With the district’s brick streets and façades, old-fashioned signs that read “Little Joe’s Boots,” “Stockyards Mercantile,” and the like, and frequent tips of the hat from passersby, it can be a little hard to believe it isn’t still 1910. As Karl explains, Stockyards City, with seventy-five merchants—and, since 1992 a district within the Oklahoma Main Street program—is as much a part of Oklahoma City’s future as its past.
Providing the Wear (and the When and the How)
Langston’s has a long tradition of providing working Oklahomans with the things they need to stay working, although what that entails has changed over the years.
The Freeman-Langston store originally opened in Harrah in 1916 but soon moved to 1720 West Reno in Oklahoma City, occupying a full city block and selling everything from gear to groceries.

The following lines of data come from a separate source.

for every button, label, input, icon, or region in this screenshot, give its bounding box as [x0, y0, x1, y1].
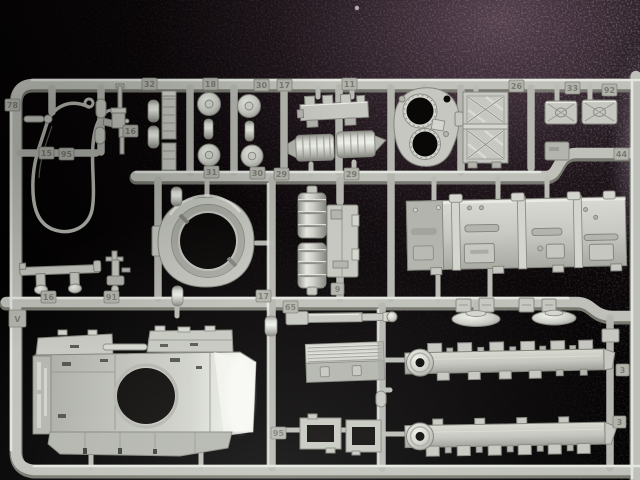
photo-frame: 78 15 95 32 18 30 17 11 26 33 92 31 30 2…: [0, 0, 640, 480]
sprue-photo: 78 15 95 32 18 30 17 11 26 33 92 31 30 2…: [0, 0, 640, 480]
lighting-overlays: [0, 0, 640, 480]
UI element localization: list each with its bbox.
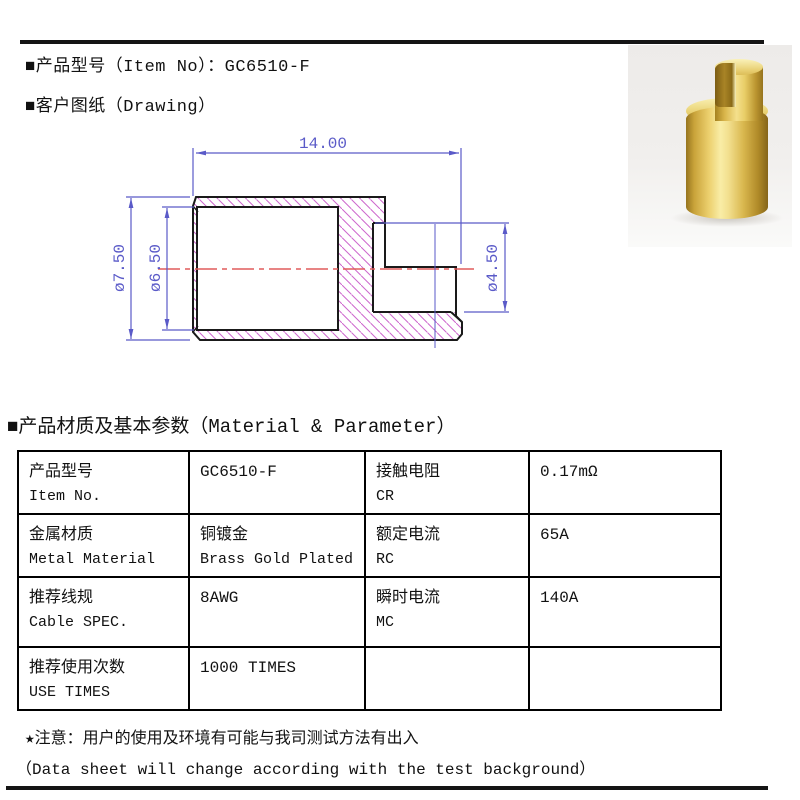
cell-line-cn: 产品型号: [29, 459, 182, 485]
table-cell: 推荐使用次数USE TIMES: [18, 647, 189, 710]
table-cell: 接触电阻CR: [365, 451, 529, 514]
table-row: 金属材质Metal Material 铜镀金Brass Gold Plated …: [18, 514, 721, 577]
cell-line-cn: 铜镀金: [200, 522, 358, 548]
cell-line-cn: 额定电流: [376, 522, 522, 548]
dim-outer-dia-label: ø7.50: [111, 244, 129, 292]
item-no-title: ■产品型号（Item No）：GC6510-F: [25, 51, 310, 77]
divider-top: [20, 40, 764, 44]
table-cell: [529, 647, 721, 710]
divider-bottom: [6, 786, 768, 790]
cell-line-en: Metal Material: [29, 548, 182, 572]
notice-line-cn: ★注意：用户的使用及环境有可能与我司测试方法有出入: [25, 724, 419, 748]
dim-length-label: 14.00: [299, 135, 347, 153]
cell-line-en: MC: [376, 611, 522, 635]
cell-line-cn: 接触电阻: [376, 459, 522, 485]
cell-line-cn: 140A: [540, 585, 714, 611]
cell-line-cn: 推荐线规: [29, 585, 182, 611]
table-cell: 0.17mΩ: [529, 451, 721, 514]
cell-line-cn: 推荐使用次数: [29, 655, 182, 681]
cell-line-cn: 0.17mΩ: [540, 459, 714, 485]
product-photo: [628, 45, 792, 247]
cell-line-en: Cable SPEC.: [29, 611, 182, 635]
cell-line-en: Item No.: [29, 485, 182, 509]
cell-line-en: Brass Gold Plated: [200, 548, 358, 572]
parameter-table: 产品型号Item No. GC6510-F 接触电阻CR 0.17mΩ 金属材质…: [17, 450, 722, 711]
dim-bore-dia-label: ø6.50: [147, 244, 165, 292]
cell-line-en: CR: [376, 485, 522, 509]
photo-cylinder-body: [686, 107, 768, 219]
notice-line-en: （Data sheet will change according with t…: [16, 755, 595, 779]
photo-tip-slot: [715, 63, 736, 107]
cell-line-en: RC: [376, 548, 522, 572]
material-parameter-title: ■产品材质及基本参数（Material & Parameter）: [7, 411, 455, 438]
dim-tip-dia-label: ø4.50: [484, 244, 502, 292]
cell-line-cn: 瞬时电流: [376, 585, 522, 611]
table-cell: 8AWG: [189, 577, 365, 647]
cell-line-cn: 金属材质: [29, 522, 182, 548]
table-row: 推荐线规Cable SPEC. 8AWG 瞬时电流MC 140A: [18, 577, 721, 647]
table-cell: 额定电流RC: [365, 514, 529, 577]
cell-line-cn: 1000 TIMES: [200, 655, 358, 681]
cell-line-cn: GC6510-F: [200, 459, 358, 485]
table-cell: 产品型号Item No.: [18, 451, 189, 514]
cell-line-cn: 65A: [540, 522, 714, 548]
table-cell: 推荐线规Cable SPEC.: [18, 577, 189, 647]
table-cell: [365, 647, 529, 710]
cell-line-cn: 8AWG: [200, 585, 358, 611]
technical-drawing: 14.00 ø7.50 ø6.50 ø4.50: [90, 128, 520, 368]
table-cell: GC6510-F: [189, 451, 365, 514]
table-cell: 金属材质Metal Material: [18, 514, 189, 577]
table-row: 产品型号Item No. GC6510-F 接触电阻CR 0.17mΩ: [18, 451, 721, 514]
cell-line-en: USE TIMES: [29, 681, 182, 705]
table-cell: 65A: [529, 514, 721, 577]
table-cell: 瞬时电流MC: [365, 577, 529, 647]
table-cell: 140A: [529, 577, 721, 647]
table-row: 推荐使用次数USE TIMES 1000 TIMES: [18, 647, 721, 710]
drawing-section-title: ■客户图纸（Drawing）: [25, 91, 216, 117]
table-cell: 1000 TIMES: [189, 647, 365, 710]
table-cell: 铜镀金Brass Gold Plated: [189, 514, 365, 577]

By 1949, Freeman had sold his shares in the store, and Lee Langston’s two nephews, who inherited it upon his death in 1935, decided to concentrate on selling western wear. Naturally, they moved Langston’s to Stockyards City.
Since then, business has been good, including at three other Langston’s locations in the greater metropolitan area.

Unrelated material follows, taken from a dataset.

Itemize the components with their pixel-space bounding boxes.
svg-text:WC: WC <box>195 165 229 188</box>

“We are the second-largest western wear store, area wise,” says Dave Miller, Stockyards City store manager. “But we’re first when it comes to business.”
Get There: Langston’s Stockyards City store is located at 2224 Exchange Avenue. (405) 235-9536 or Langston's.
The Art of Being a Cowboy
A cowboy is nothing without his horse and saddle, making the National Saddlery and Crossbar Gallery every cowboy and cowgirl’s best friend.

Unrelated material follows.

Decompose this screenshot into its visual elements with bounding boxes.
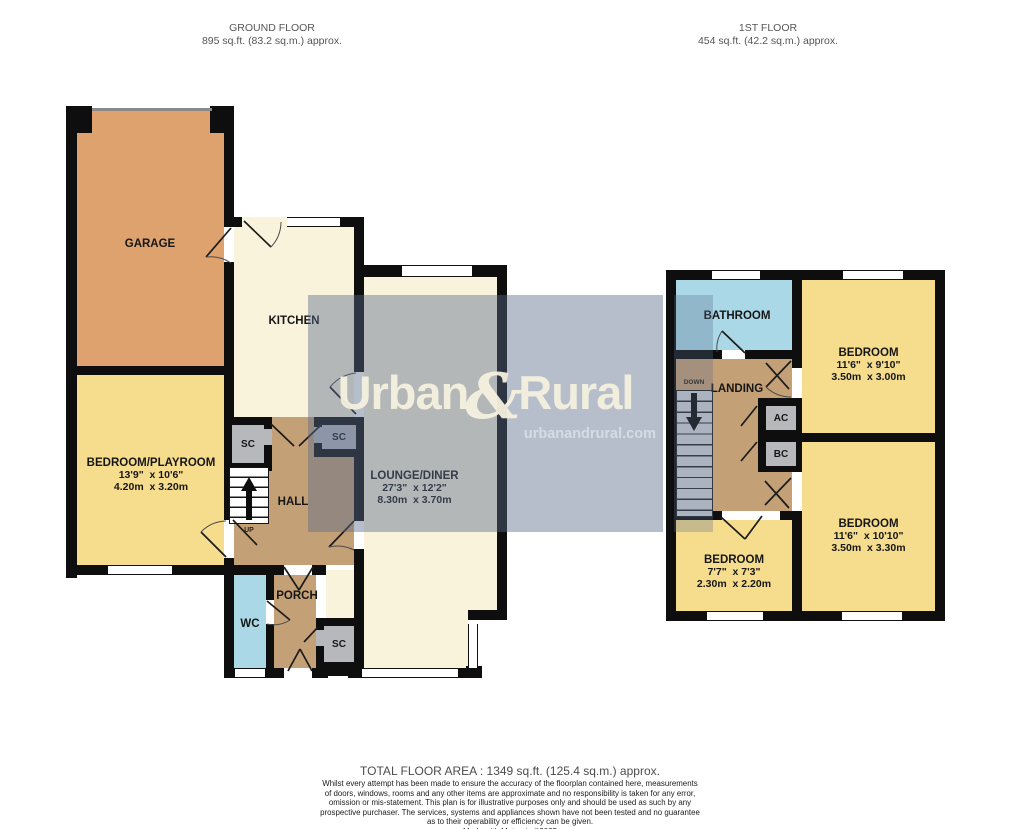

A Stockyards mainstay since 1926, the original National Saddlery still is located north of Cattlemen’s Steakhouse and now sells assorted gifts—things like blankets, key chains, and spurs—for those with or without ranches.
The Saddlery’s new location, where it was combined with the Crossbar Gallery in 2008, is a short walk south and sells everything from western art and luxurious leather furniture to all the tack a rider could dream of.
As he has for the past three decades, John David Rule still creates and sells some of the most beautiful custom saddles a horse will ever wear. But there is one drawback.
“You’re looking at about a four-year wait,” says store manager Barbie Morton.
Get There: The National Saddlery and Crossbar Gallery is located at 1400 South Agnew Avenue. (405) 239-2104 or Crossbar Gallery.
Rodeo in Stereo
When the old Rodeo Opry Theatre fills up on Saturday nights, it gets hot, thanks to sizzling performances from rising stars in country music like Kata Hay, Maddox Ross, and Tammy Lee.
What is now the Centennial Rodeo Opry began as a small show thirty-four years ago in founder Grant Leftwich’s Oklahoma City backyard. It soon was called the Oklahoma Opry, moved around more than once, and finally took over the old Rodeo Antique Store at the Stockyards in 2004, says Cindy Scarberry, executive director of the Opry Heritage Foundation of Oklahoma.
The foundation continues to help young, talented Oklahomans find their way to the spotlight through various outlets on and off the stage, such as the Granville Community Music School a block west of the opry, a program that allows underprivileged students to take singing or instrument lessons for only fifty cents.
Between the philanthropic programs and the elite alumni who have graced the stage on Saturday nights—among them Bryan White, Katrina Elam, and Wanda Jackson—it’s no wonder the last two governors have declared the Oklahoma Centennial Opry “the State’s Official Country Music Show.”